Black business ownership rates dropped significantly during pandemic
AM AARON SHOP BLACK NASHVILLE _30 SOT_frame_461.jpeg
Posted at 8:50 AM, Aug 20, 2021
and last updated 2021-08-20 11:21:51-04

NASHVILLE, Tenn. (WTVF) — Any small business owner would say running it during the pandemic has been challenging. Owners have lost revenue, employees, and much more.

According to a recent study in 2020, Black business ownership rates dropped 41% between February and April -- the largest rate of any racial group.

The Committee on Small Business reports that Black-owned businesses were less equipped to handle mandated closures, more likely to be in areas with high volumes of COVID cases and had less access to relief.

Finding that relief wasn’t easy, according to Tee and Greg Westbrook. The Nashville couple spent a lot of time last year really informing Black business owners and business owners of color how to maneuver during the pandemic -- like applying for PPP loans.

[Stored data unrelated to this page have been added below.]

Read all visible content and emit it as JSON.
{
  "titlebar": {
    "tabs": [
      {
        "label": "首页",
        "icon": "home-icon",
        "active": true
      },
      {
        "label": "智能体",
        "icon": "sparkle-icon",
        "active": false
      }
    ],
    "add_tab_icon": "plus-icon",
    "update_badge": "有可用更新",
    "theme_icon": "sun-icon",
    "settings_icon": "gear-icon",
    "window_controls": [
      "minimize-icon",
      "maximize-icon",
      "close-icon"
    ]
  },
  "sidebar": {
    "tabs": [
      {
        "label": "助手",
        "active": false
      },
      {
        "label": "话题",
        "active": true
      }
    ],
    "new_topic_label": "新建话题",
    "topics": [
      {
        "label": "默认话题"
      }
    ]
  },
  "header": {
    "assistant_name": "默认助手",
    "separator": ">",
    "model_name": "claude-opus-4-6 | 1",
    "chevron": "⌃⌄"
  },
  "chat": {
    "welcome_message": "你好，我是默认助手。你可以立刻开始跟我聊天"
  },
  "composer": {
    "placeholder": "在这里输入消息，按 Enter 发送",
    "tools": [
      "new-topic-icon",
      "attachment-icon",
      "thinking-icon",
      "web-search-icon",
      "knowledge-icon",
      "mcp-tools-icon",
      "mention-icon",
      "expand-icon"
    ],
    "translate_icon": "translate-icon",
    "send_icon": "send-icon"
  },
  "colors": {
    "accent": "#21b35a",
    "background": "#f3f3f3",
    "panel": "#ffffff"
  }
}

“They were either not staffed adequately enough, they didn't have operations in place to deal with the fallout, or they simply didn't have the resources to continue their business. That’s why we are in the business of helping our people prosper beyond that,” Tee Westbrook said.

The Westbrooks' started to help owners even more by hosting the Shop Black City Tour. The couple has traveled across the country setting up events where Black business owners can come sell their products.

This Sunday, the tour stops here in Music City at Hadley Park. There will be more than 100 owners present selling their products. The event runs from 2 p.m. - 6 p.m.

The Westbrooks quit their day jobs to become full-time entrepreneurs and run events like this.

They’re passionate about helping Black business owners build generational wealth and extend life past that eight-year mark, when a lot of businesses tend to close.

They say shopping local and supporting Black owners is a great way to ensure money stays in our neighborhoods.

“Keeping the money in our communities will help us be able to facilitate more things so we can have better schools and better roads and better things. If people that look like us, are keeping the money and then able to reinvest that money back into the community,” Greg Westbrook explained.